Retour sur l'espérance
C’est une tradition pour les évêques de France de publier un document avant les élections présidentielles. J’ai déjà eu l’occasion m’exprimer le mois dernier sur celui qui est proposé cette année (intitulé L’espérance ne déçoit pas), mais c’était avant sa mise en vente : c’est pourquoi je reviens aujourd’hui sur ce sujet.

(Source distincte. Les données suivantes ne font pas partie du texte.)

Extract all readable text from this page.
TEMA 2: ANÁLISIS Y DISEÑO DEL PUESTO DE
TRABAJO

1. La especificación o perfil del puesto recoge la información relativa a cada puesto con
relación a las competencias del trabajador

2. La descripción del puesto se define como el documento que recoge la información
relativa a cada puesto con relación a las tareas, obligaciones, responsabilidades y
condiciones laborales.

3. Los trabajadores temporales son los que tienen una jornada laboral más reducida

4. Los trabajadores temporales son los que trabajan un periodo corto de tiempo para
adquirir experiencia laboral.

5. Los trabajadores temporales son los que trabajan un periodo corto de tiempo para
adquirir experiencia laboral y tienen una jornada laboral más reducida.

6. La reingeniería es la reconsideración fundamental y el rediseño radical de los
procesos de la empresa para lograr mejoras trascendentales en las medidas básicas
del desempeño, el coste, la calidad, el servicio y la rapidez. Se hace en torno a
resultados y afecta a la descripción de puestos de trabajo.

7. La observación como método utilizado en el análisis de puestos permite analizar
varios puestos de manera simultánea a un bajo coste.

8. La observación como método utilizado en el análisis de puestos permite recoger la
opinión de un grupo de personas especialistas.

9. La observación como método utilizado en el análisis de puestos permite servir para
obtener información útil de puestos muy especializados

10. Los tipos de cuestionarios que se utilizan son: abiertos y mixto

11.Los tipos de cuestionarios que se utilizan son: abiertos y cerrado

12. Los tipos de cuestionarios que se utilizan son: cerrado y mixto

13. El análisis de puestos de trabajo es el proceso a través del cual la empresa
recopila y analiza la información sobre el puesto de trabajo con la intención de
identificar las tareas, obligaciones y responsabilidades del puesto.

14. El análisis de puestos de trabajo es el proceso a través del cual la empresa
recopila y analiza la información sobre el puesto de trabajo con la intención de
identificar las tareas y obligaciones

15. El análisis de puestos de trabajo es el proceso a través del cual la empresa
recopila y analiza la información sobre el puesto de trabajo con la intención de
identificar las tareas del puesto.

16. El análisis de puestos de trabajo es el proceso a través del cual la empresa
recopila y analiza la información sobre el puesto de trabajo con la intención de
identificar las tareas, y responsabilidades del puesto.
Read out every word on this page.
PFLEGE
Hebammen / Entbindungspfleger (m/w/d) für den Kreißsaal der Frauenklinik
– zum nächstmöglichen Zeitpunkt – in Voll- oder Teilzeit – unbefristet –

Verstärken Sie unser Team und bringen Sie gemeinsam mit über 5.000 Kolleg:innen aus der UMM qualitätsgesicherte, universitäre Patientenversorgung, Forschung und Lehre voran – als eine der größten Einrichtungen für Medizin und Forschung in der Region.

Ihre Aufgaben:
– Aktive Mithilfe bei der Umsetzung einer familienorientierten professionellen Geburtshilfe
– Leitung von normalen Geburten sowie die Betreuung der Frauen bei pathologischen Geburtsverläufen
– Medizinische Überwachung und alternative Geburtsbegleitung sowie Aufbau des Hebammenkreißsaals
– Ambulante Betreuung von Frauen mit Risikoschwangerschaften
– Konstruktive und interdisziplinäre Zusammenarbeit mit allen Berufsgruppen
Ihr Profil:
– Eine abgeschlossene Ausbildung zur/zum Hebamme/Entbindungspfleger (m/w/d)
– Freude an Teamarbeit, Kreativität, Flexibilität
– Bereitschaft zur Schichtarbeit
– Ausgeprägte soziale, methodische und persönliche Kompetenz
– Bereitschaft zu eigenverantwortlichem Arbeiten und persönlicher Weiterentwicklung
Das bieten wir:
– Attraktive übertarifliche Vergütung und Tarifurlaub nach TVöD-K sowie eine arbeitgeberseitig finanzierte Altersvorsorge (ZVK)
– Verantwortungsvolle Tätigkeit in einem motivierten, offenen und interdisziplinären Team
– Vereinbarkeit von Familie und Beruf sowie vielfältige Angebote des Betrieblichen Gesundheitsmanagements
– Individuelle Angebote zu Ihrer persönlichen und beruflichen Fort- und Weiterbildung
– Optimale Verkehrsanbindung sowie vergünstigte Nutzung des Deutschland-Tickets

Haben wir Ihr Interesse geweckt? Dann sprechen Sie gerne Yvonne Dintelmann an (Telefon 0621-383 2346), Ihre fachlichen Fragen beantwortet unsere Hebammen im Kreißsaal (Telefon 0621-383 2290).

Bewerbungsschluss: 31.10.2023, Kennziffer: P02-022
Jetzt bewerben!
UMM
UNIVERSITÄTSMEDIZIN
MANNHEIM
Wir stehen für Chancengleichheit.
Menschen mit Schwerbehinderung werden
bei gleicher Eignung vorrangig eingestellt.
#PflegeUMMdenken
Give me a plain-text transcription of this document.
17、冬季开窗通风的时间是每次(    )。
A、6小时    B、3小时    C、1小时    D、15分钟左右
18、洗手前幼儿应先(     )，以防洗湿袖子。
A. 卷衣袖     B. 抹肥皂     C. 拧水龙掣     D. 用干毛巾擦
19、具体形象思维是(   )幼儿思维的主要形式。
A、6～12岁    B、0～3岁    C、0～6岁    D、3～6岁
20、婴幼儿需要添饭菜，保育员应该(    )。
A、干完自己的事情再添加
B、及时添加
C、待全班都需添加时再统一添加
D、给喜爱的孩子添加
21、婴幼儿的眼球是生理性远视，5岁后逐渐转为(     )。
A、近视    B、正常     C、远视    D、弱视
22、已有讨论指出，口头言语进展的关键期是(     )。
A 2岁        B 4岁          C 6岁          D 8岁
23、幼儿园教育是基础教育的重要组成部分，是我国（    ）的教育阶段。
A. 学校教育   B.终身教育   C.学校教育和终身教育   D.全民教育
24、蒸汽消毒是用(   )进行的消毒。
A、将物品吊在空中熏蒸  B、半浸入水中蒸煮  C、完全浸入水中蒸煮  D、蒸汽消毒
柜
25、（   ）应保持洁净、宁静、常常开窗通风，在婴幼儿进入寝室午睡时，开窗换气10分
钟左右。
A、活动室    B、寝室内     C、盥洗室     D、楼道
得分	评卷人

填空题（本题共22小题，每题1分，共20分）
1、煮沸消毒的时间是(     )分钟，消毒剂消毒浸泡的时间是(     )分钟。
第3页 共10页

Pourquoi cette tradition de publier un tel document ? C’est d’abord un texte destiné aux candidats, et qui est envoyé à chacun d’eux personnellement. Il est en effet légitime et nécessaire, quelles que soient leurs options personnelles, qu’ils connaissent les préoccupations des catholiques sur les sujets majeurs de notre société ; peut-être aussi, et même sans doute, sur des sujets qu’eux-mêmes, en tant que candidats, ne considèrent pas comme majeurs. Car pour le dire clairement, les questions à se poser dans notre pays ne se réduisent pas au pouvoir d’achat ou à la maîtrise des changements climatiques, même si ces questions sont graves et parfois vitales. Les religions en général, et la religion catholique en particulier, invitent à opérer des déplacements de perspective : elles soulèvent la question du sens, qu’on pourrait être tenté de mettre sous le tapis en la renvoyant aux préférences individuelles et en oubliant qu’une société qui ne se demande pas où elle veut aller est une société qui ne mérite pas de survivre.
Par le fait même, le texte ne s’adresse pas qu’aux candidats, mais à tout citoyen et à toute personne de bonne volonté. Le titre L’espérance ne déçoit pas, emprunté à saint Paul (Romains 5, 5), n’a pas été choisi au hasard. Comme le dit Mgr de Moulins-Beaufort, « nos sociétés occidentales sont inquiètes, habitées de peurs… Les motifs d’inquiétude sont nombreux et valent la peine d’être nommés et considérés. Proclamer notre espérance, au nom de notre foi chrétienne, c’est rappeler que la destinée de l’humanité ne s’arrête pas à la crise humanitaire, sanitaire et écologique… C’est aussi rappeler que la vie sociale est fondée sur le choix de vivre ensemble dans la paix et qu’une élection présidentielle est l’occasion de renouveler ce choix. »
Allons plus loin. Le philosophe Emmanuel Kant résumait tout le questionnement humain par trois questions fondamentales : que pouvons-nous connaître ? que devons-nous faire ? que nous est-il permis d’espérer ? La première question touche notre capacité de comprendre le monde, la seconde notre appréhension du bien et du mal et nos décisions morales, et la troisième notre destinée ultime, par-delà la limite de la mort. Non seulement la foi chrétienne apporte des réponses spécifiques à chacune de ces trois questions, mais elle nous rappelle aussi, que nous soyons croyants ou non, que nous ne pouvons en négliger aucune. C’est d’ailleurs pour cette raison que Kant les récapitule dans une seule interrogation : « qu’est-ce que l’homme ? » Nous constatons aujourd’hui des divergences de plus en plus profondes sur la manière de nous comprendre comme êtres humains. Pour que ces divergences ne se creusent pas plus encore jusqu’à des oppositions irréconciliables, engendrant des condamnations et des guerres sans merci, il nous faut absolument apprendre à nous écouter sans complaisance et avec un total respect. C’est le but de la politique, au sens le plus noble du terme.